When it came to mental health assessments, Heimann says Condie arranged to pay a flat fee to the providers. However, Medicaid pays for those clinical assessments based on the amount of time spent on the diagnosis, and Condie would bill Medicaid for a certain number of “time units,” the prosecutor’s filing says.

“... He did not know how long it had actually taken to complete the assessment and he determined the ‘time units’ to bill based solely on the flat fee he had agreed to pay plus an amount of money he would keep for himself,” Heimann wrote. “The defendant did this with intent to cause Wyoming Medicaid to pay for services for which he knew Wyoming Medicaid would not pay if he truthfully reported that he did not know how long each assessment had taken and truthfully reported that he inflated the bill to pay himself for submitting the claim to Medicaid.”

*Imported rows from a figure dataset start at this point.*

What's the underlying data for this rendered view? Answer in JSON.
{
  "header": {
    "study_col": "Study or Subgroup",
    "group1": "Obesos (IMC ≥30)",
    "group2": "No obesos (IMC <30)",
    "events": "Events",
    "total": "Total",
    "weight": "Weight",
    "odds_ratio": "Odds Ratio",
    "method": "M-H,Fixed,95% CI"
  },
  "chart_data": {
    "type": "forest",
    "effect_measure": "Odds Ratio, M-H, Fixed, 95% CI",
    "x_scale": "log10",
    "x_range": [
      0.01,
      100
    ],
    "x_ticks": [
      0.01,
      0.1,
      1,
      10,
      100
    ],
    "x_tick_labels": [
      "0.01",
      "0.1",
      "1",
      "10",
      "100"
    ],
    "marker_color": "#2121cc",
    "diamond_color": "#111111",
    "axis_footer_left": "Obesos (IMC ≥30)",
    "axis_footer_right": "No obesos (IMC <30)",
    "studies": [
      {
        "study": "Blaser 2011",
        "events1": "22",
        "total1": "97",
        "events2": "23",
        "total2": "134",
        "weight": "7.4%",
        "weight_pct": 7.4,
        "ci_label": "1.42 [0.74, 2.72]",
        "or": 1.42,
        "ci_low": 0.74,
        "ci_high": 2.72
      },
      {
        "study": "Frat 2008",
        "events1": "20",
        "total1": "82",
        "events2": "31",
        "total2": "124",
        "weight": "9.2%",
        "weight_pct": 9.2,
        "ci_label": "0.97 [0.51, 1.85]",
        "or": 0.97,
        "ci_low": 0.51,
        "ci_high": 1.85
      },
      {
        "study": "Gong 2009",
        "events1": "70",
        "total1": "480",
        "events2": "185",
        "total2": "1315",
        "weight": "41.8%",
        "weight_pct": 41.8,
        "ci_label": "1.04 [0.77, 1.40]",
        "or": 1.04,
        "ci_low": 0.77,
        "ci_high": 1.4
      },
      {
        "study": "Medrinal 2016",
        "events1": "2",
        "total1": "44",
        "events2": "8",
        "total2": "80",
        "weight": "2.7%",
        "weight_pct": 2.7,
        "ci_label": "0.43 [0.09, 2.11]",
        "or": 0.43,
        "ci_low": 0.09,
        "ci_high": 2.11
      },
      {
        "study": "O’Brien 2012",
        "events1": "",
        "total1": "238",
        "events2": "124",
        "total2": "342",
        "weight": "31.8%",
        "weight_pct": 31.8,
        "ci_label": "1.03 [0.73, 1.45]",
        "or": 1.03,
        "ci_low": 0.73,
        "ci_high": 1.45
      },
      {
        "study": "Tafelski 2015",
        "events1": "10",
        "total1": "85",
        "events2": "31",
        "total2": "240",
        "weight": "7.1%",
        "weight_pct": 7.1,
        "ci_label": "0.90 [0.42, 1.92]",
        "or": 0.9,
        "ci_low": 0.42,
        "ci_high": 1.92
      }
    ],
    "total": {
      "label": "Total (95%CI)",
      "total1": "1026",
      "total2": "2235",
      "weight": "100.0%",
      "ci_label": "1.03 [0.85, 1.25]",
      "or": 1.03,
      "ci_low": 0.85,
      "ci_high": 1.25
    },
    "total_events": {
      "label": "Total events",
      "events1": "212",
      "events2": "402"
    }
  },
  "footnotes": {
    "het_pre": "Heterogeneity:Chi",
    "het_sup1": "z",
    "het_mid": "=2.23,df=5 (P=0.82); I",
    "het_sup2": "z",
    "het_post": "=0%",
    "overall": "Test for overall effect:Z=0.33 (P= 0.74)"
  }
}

Heimann also wrote that Condie told some of his providers to include certain mental health disorders in their assessments, even though he hadn’t properly supervised their assessments. Condie also rarely observed therapy sessions or any other information about the services being provided by his affiliates — generally being available by phone — and therefore did not know whether the services were necessary or working, the prosecutor wrote.

Wyoming Medicaid wouldn’t have paid for the services had they known of Condie’s limited role in the assessments, Heimann wrote.

Part of the plea agreement involves Condie forfeiting various properties and cash that’s “traceable to the proceeds of [his] scheme,” Heimann wrote.

That includes giving up: a former guest ranch owned by Big Horn Basin Mental Health Group outside of Shell in the Big Horn Mountains (the Ranger Creek Ranch and various equipment are currently listed for sale for $899,000); a home on Road 5 east of Powell; more than $500,000 held in various bank accounts; and a couple vehicles.

It will be up to Judge Johnson to decide whether to approve the plea deal at the sentencing hearing.